Byte order mark

Another concept to be familiar with as you work with Unicode is that of byte-order mark (BOM). A BOM is used to indicate how a processor places serialized text into a sequence of bytes. If the least significant byte is placed in the initial position, this is referred to as "little-endian," whereas if the most significant byte is placed in the initial position, the method is known as "big-endian."

A BOM can also be used as a file signature to identify the encoding of a text file, in addition to the byte order. Notepad, for example, may add a file signature to the beginning of each file, depending on the encoding used in saving the file. This signature allows Notepad to reopen the file later with the correct interpretation of the bytes as Unicode, versus some unknown, implicit, and ambiguous code page.
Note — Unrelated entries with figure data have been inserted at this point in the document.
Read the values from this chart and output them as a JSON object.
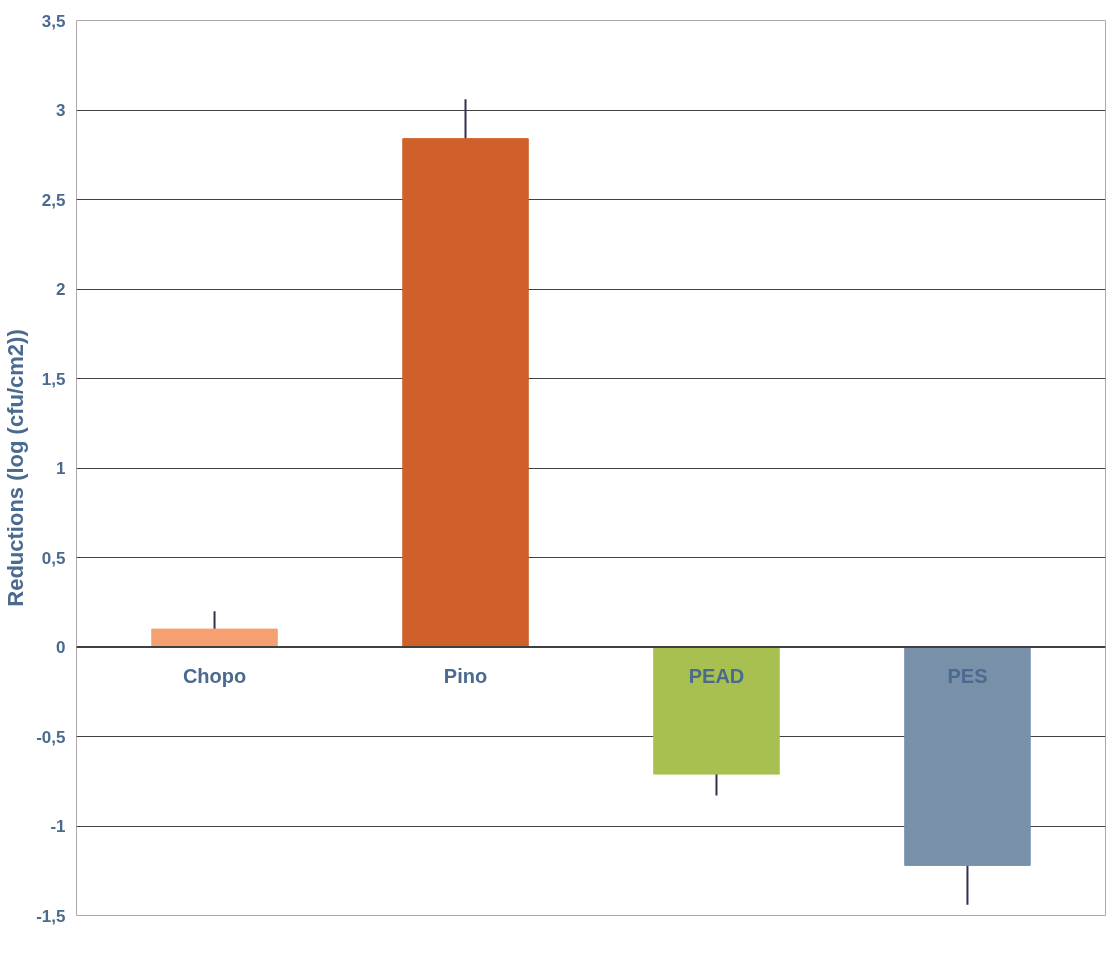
{
  "chart_data": {
    "type": "bar",
    "ylabel": "Reductions (log (cfu/cm2))",
    "categories": [
      "Chopo",
      "Pino",
      "PEAD",
      "PES"
    ],
    "values": [
      0.1,
      2.84,
      -0.71,
      -1.22
    ],
    "colors": [
      "#f4a070",
      "#d0602a",
      "#a8c050",
      "#7890a8"
    ],
    "errors": [
      0.1,
      0.22,
      0.12,
      0.22
    ],
    "ylim": [
      -1.5,
      3.5
    ],
    "yticks": [
      {
        "value": -1.5,
        "label": "-1,5"
      },
      {
        "value": -1,
        "label": "-1"
      },
      {
        "value": -0.5,
        "label": "-0,5"
      },
      0,
      {
        "value": 0.5,
        "label": "0,5"
      },
      1,
      {
        "value": 1.5,
        "label": "1,5"
      },
      2,
      {
        "value": 2.5,
        "label": "2,5"
      },
      3,
      {
        "value": 3.5,
        "label": "3,5"
      }
    ],
    "grid": "y"
  }
}
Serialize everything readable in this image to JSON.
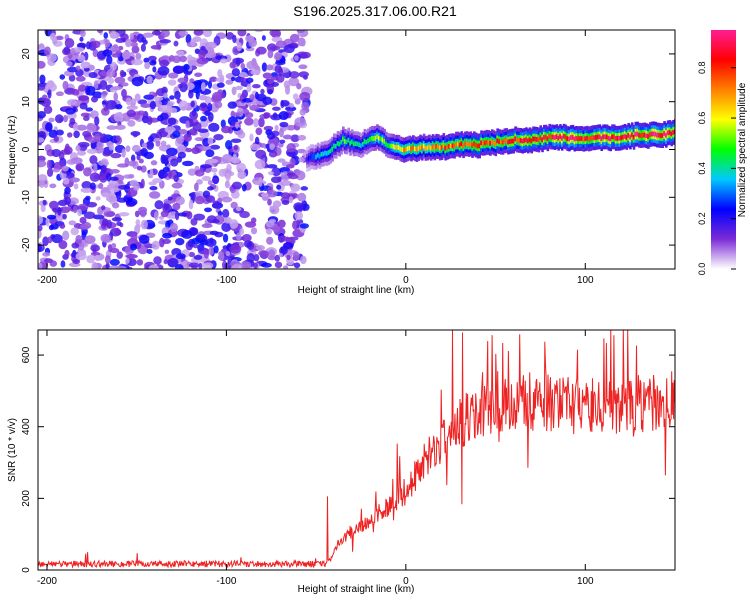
{
  "title": "S196.2025.317.06.00.R21",
  "chart_data": [
    {
      "type": "heatmap",
      "xlabel": "Height of straight line (km)",
      "ylabel": "Frequency (Hz)",
      "xlim": [
        -205,
        150
      ],
      "ylim": [
        -25,
        25
      ],
      "xticks": [
        -200,
        -100,
        0,
        100
      ],
      "yticks": [
        -20,
        -10,
        0,
        10,
        20
      ],
      "noise_region": {
        "x_range": [
          -205,
          -55
        ],
        "y_range": [
          -25,
          25
        ],
        "amplitude_range": [
          0.05,
          0.25
        ]
      },
      "signal_ridge": {
        "x": [
          -55,
          -50,
          -45,
          -40,
          -35,
          -30,
          -25,
          -20,
          -15,
          -10,
          -5,
          0,
          10,
          20,
          30,
          40,
          50,
          60,
          70,
          80,
          90,
          100,
          110,
          120,
          130,
          140,
          150
        ],
        "freq": [
          -2,
          -1.5,
          -1,
          0.5,
          2,
          1.5,
          1,
          2,
          2.5,
          1,
          0.5,
          0,
          0.5,
          0.5,
          1,
          1,
          1.5,
          2,
          2,
          2.5,
          2.5,
          2,
          2.5,
          2.5,
          3,
          3,
          3.5
        ],
        "peak_amplitude": [
          0.2,
          0.35,
          0.4,
          0.45,
          0.5,
          0.45,
          0.4,
          0.5,
          0.55,
          0.5,
          0.6,
          0.7,
          0.7,
          0.75,
          0.75,
          0.8,
          0.8,
          0.85,
          0.85,
          0.9,
          0.9,
          0.85,
          0.9,
          0.9,
          0.9,
          0.9,
          0.95
        ]
      },
      "colorbar": {
        "label": "Normalized spectral amplitude",
        "range": [
          0,
          0.95
        ],
        "ticks": [
          0.0,
          0.2,
          0.4,
          0.6,
          0.8
        ],
        "tick_labels": [
          "0.0",
          "0.2",
          "0.4",
          "0.6",
          "0.8"
        ],
        "stops": [
          "#ffffff",
          "#7b2cd6",
          "#0000ff",
          "#00c8ff",
          "#00ff00",
          "#ffff00",
          "#ff8000",
          "#ff0000",
          "#ff1e96"
        ]
      }
    },
    {
      "type": "line",
      "xlabel": "Height of straight line (km)",
      "ylabel": "SNR (10 * v/v)",
      "xlim": [
        -205,
        150
      ],
      "ylim": [
        0,
        670
      ],
      "xticks": [
        -200,
        -100,
        0,
        100
      ],
      "yticks": [
        0,
        200,
        400,
        600
      ],
      "series": [
        {
          "name": "SNR",
          "color": "#ee2222",
          "envelope": {
            "x": [
              -205,
              -150,
              -100,
              -60,
              -45,
              -42,
              -38,
              -30,
              -20,
              -10,
              0,
              10,
              20,
              30,
              40,
              50,
              60,
              70,
              80,
              90,
              100,
              110,
              120,
              130,
              140,
              150
            ],
            "y": [
              18,
              18,
              18,
              18,
              18,
              30,
              70,
              110,
              140,
              180,
              220,
              300,
              360,
              410,
              440,
              460,
              470,
              470,
              465,
              460,
              455,
              460,
              460,
              465,
              460,
              460
            ]
          }
        }
      ]
    }
  ]
}
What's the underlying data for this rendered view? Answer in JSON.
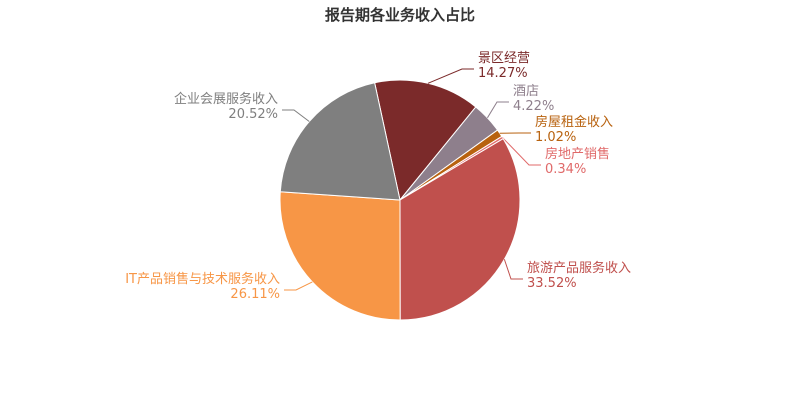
{
  "chart_data": {
    "type": "pie",
    "title": "报告期各业务收入占比",
    "categories": [
      "景区经营",
      "酒店",
      "房屋租金收入",
      "房地产销售",
      "旅游产品服务收入",
      "IT产品销售与技术服务收入",
      "企业会展服务收入"
    ],
    "values": [
      14.27,
      4.22,
      1.02,
      0.34,
      33.52,
      26.11,
      20.52
    ],
    "value_labels": [
      "14.27%",
      "4.22%",
      "1.02%",
      "0.34%",
      "33.52%",
      "26.11%",
      "20.52%"
    ],
    "colors": [
      "#7b2a2a",
      "#8e7f8c",
      "#b8620f",
      "#e06a6a",
      "#c0504d",
      "#f79646",
      "#7f7f7f"
    ]
  }
}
Table 1 shows the byte-order marks for various encodings. The UTF-8 file signature (commonly also called a "BOM") identifies the encoding format rather than the byte order of the document. UTF-8 is a linear sequence of bytes and not sequence of 2-byte or 4-byte units where the byte order is important.

Encoding Encoded BOM
UTF-8 EF BB BF
UTF-16 big-endian FE FF
UTF-16 little-endian FF FE
UTF-32 big-endian 00 00 FE FF
UTF-32 little-endian FF FE 00 00

Table 1: Binary representation of the byte-order mark (U+FEFF) for specific encodings.